TSTC Welding Program Ready for Students This Fall
Tuesday, August 11, 2020
By Special to the News Messenger - Marshall News Messenger | Aug 11, 2020
Texas State Technical College’s Welding Technology program will continue to teach in a hybrid format this fall. Students will listen to lectures online and participate in hands-on labs on campus.
“Welding is by far one of our most popular programs, and it’s easy to see why,” said Barton Day, provost at TSTC’s Marshall campus. “Employment opportunities remain strong. The starting pay is terrific. And let’s face it, it’s truly an art form. If you have a creative side, this might be right up your alley.”

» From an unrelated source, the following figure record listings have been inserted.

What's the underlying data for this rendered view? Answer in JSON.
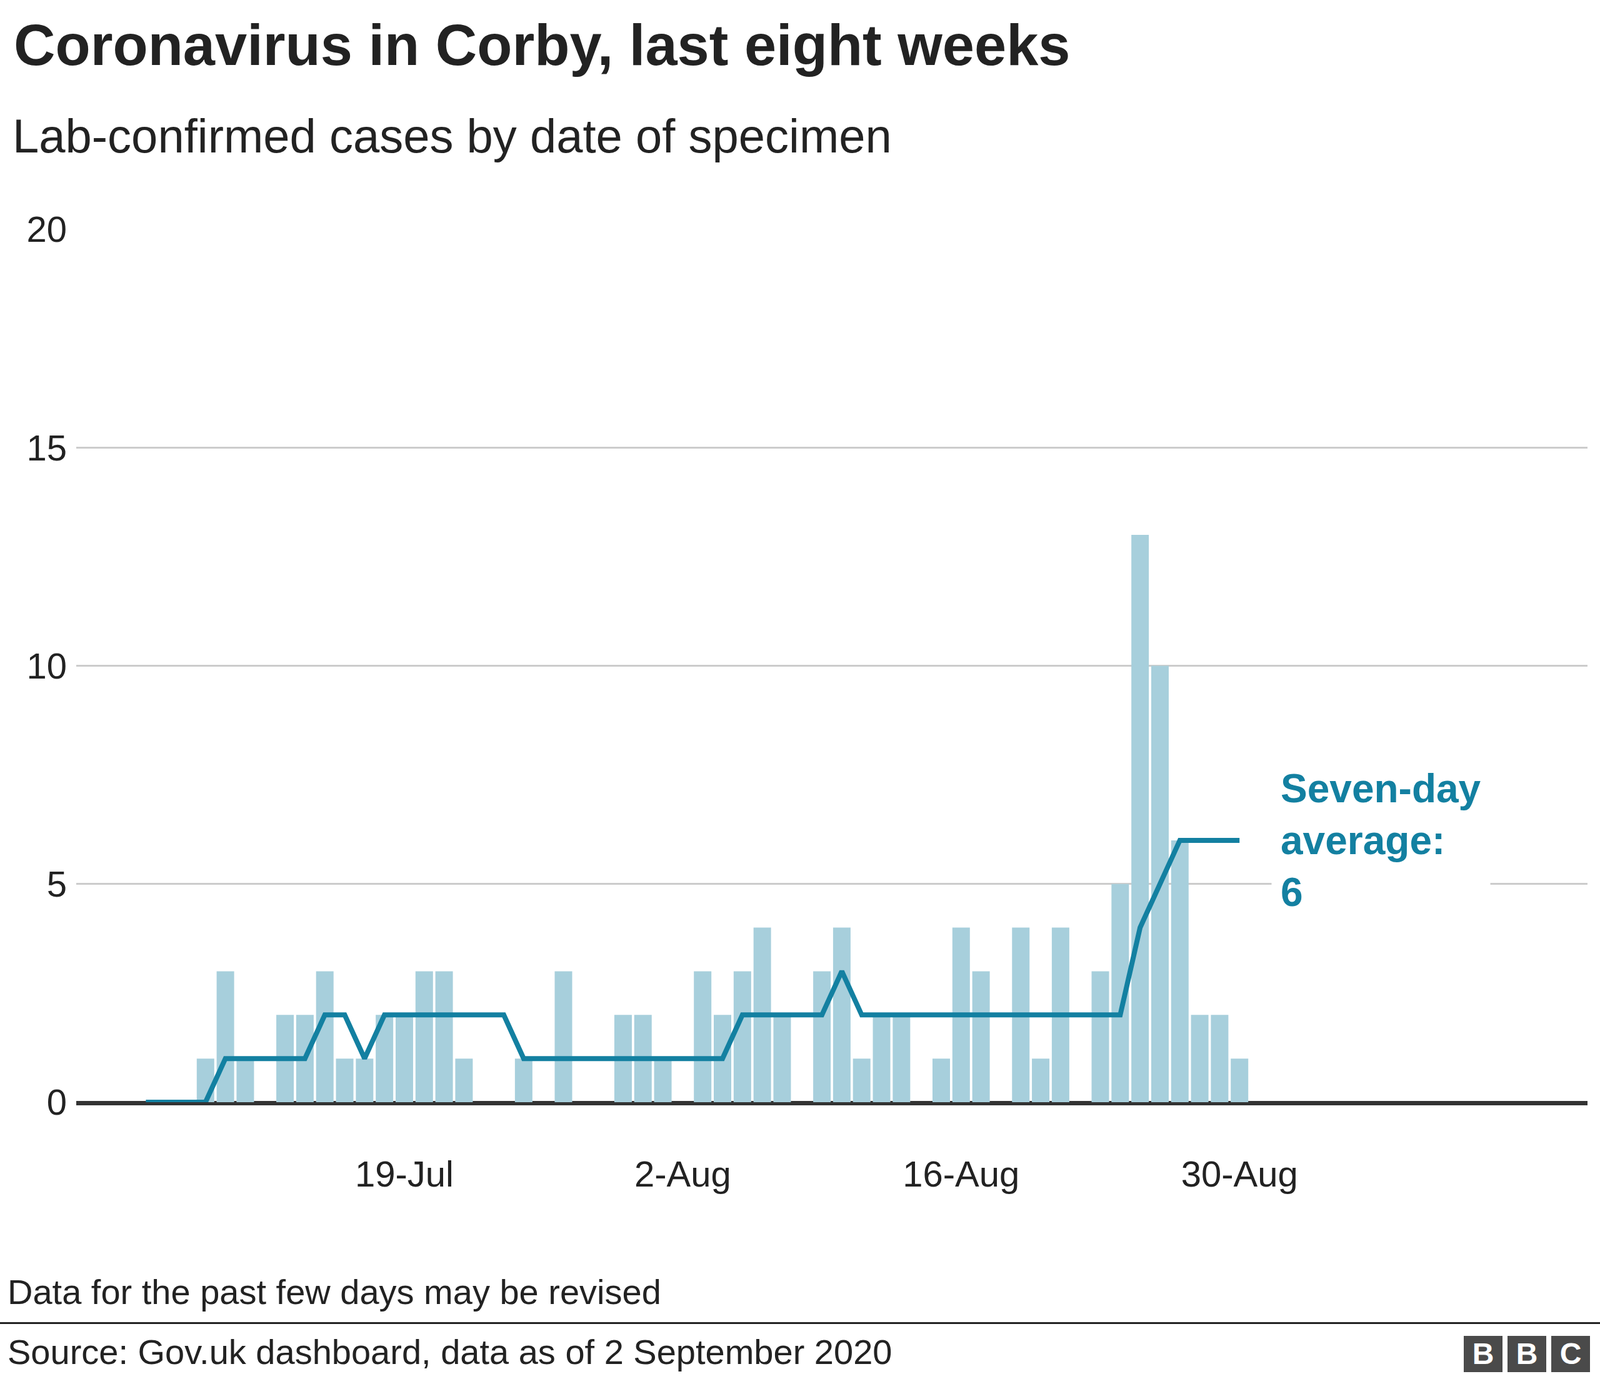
{
  "chart_data": {
    "type": "bar",
    "title": "Coronavirus in Corby, last eight weeks",
    "subtitle": "Lab-confirmed cases by date of specimen",
    "categories": [
      null,
      null,
      null,
      null,
      null,
      null,
      null,
      null,
      null,
      null,
      null,
      null,
      null,
      "19-Jul",
      null,
      null,
      null,
      null,
      null,
      null,
      null,
      null,
      null,
      null,
      null,
      null,
      null,
      "2-Aug",
      null,
      null,
      null,
      null,
      null,
      null,
      null,
      null,
      null,
      null,
      null,
      null,
      null,
      "16-Aug",
      null,
      null,
      null,
      null,
      null,
      null,
      null,
      null,
      null,
      null,
      null,
      null,
      null,
      "30-Aug"
    ],
    "series": [
      {
        "type": "bar",
        "color": "#a7cfdc",
        "values": [
          0,
          0,
          0,
          1,
          3,
          1,
          0,
          2,
          2,
          3,
          1,
          1,
          2,
          2,
          3,
          3,
          1,
          0,
          0,
          1,
          0,
          3,
          0,
          0,
          2,
          2,
          1,
          0,
          3,
          2,
          3,
          4,
          2,
          0,
          3,
          4,
          1,
          2,
          2,
          0,
          1,
          4,
          3,
          0,
          4,
          1,
          4,
          0,
          3,
          5,
          13,
          10,
          6,
          2,
          2,
          1
        ]
      },
      {
        "type": "line",
        "color": "#1380a1",
        "values": [
          0,
          0,
          0,
          0,
          1,
          1,
          1,
          1,
          1,
          2,
          2,
          1,
          2,
          2,
          2,
          2,
          2,
          2,
          2,
          1,
          1,
          1,
          1,
          1,
          1,
          1,
          1,
          1,
          1,
          1,
          2,
          2,
          2,
          2,
          2,
          3,
          2,
          2,
          2,
          2,
          2,
          2,
          2,
          2,
          2,
          2,
          2,
          2,
          2,
          2,
          4,
          5,
          6,
          6,
          6,
          6
        ]
      }
    ],
    "ylim": [
      0,
      20
    ],
    "yticks": [
      0,
      5,
      10,
      15,
      20
    ],
    "grid": true,
    "annotation": [
      "Seven-day",
      "average:",
      "6"
    ],
    "note": "Data for the past few days may be revised",
    "source": "Source: Gov.uk dashboard, data as of 2 September 2020",
    "logo": "BBC"
  }
}
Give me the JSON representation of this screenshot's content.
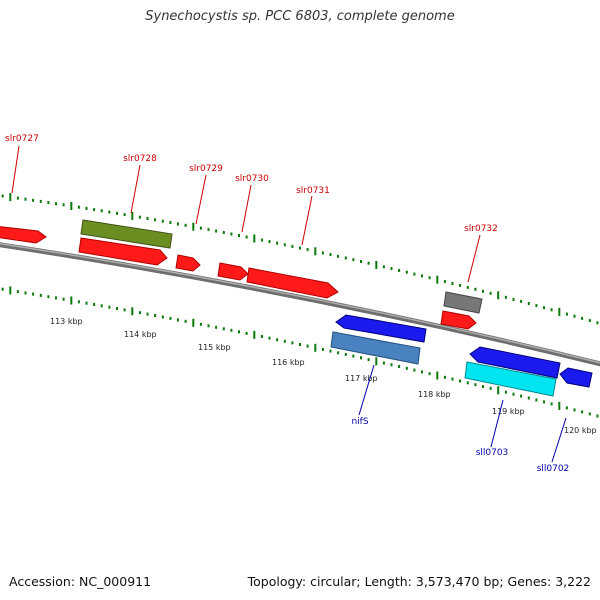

The campus offers a structural welding certificate, and this fall it will debut a structural and pipe welding certificate.
“I think the advanced pipe course is going to make this one of the most productive semesters ever,” said Philip Miller, a TSTC Welding Technology program instructor. “I am excited to see our returning students take the skills they have learned to new levels.”
Monica Pfarr, executive director of the American Welding Society Foundation in Miami, said the skill sets in high demand in Texas are gas metal arc welding and gas tungsten arc welding. She said most welding jobs in Texas are in the architectural and structural metals manufacturing sector.
“We are doing all we can to promote the careers in the industry,” Pfarr said. “It’s not just welders, but also technicians, inspectors and engineers are in high demand. We are doing what we can to really change the perception of the occupation.”
There is a demand for workers to fill welding jobs in East Texas. Rush Harris, director of business services at the Marshall Economic Development Corp., said pipeline companies, manufacturers and small metal facilities need welders and millwrights.
“Employment for welders is relatively stable, with a slight overall decline of -0.3 percent yearly over the next 10 years,” Harris said. “The replacement of exits and transfers will be important to maintain an adequate welder demand in the labor force over the next 10 years.”
Harris said there is a need now for more than 200 welders within a 45-minute radius of Marshall. The average annual wage for welders in the area is at least $43,000, he said.
As of this writing, Indeed.com showed that Worley in Longview had job openings for a structural welder, a pipefitter and a pipefitter helper. The Australia-based company specializes in construction, engineering and procurement for the chemical, mining, minerals and power sectors.
“We continue to see growth in the demand for craft professionals,” said Carol Peters, Worley’s external communications and media manager. “However, qualified welders remain hard to find. Collaborative partnerships with academia, government, contractors and business owners are crucial in building a solid base of skilled workers for the future. The time to accelerate training is now.”
The company has adapted to the COVID-19 pandemic by increasing the use of technology in its hiring process, improving communication processes with employees and their families, and using an online project-staffing system that publishes internal and external employment opportunities.
Texas had more than 50,000 workers earning an annual mean wage of more than $46,000 in May 2019, according to the U.S. Bureau of Labor Statistics. The Woodlands-Houston-Sugar Land area had the highest concentration of workers in the state with more than 18,000, while the Longview area had more than 1,000 workers.
Jobs for welders, cutters, solderers and brazers are projected to rise to more than 439,000 up to 2028, according to the labor bureau. This is attributed to repairs being made to the nation’s infrastructure and construction on pipelines and power generation facilities.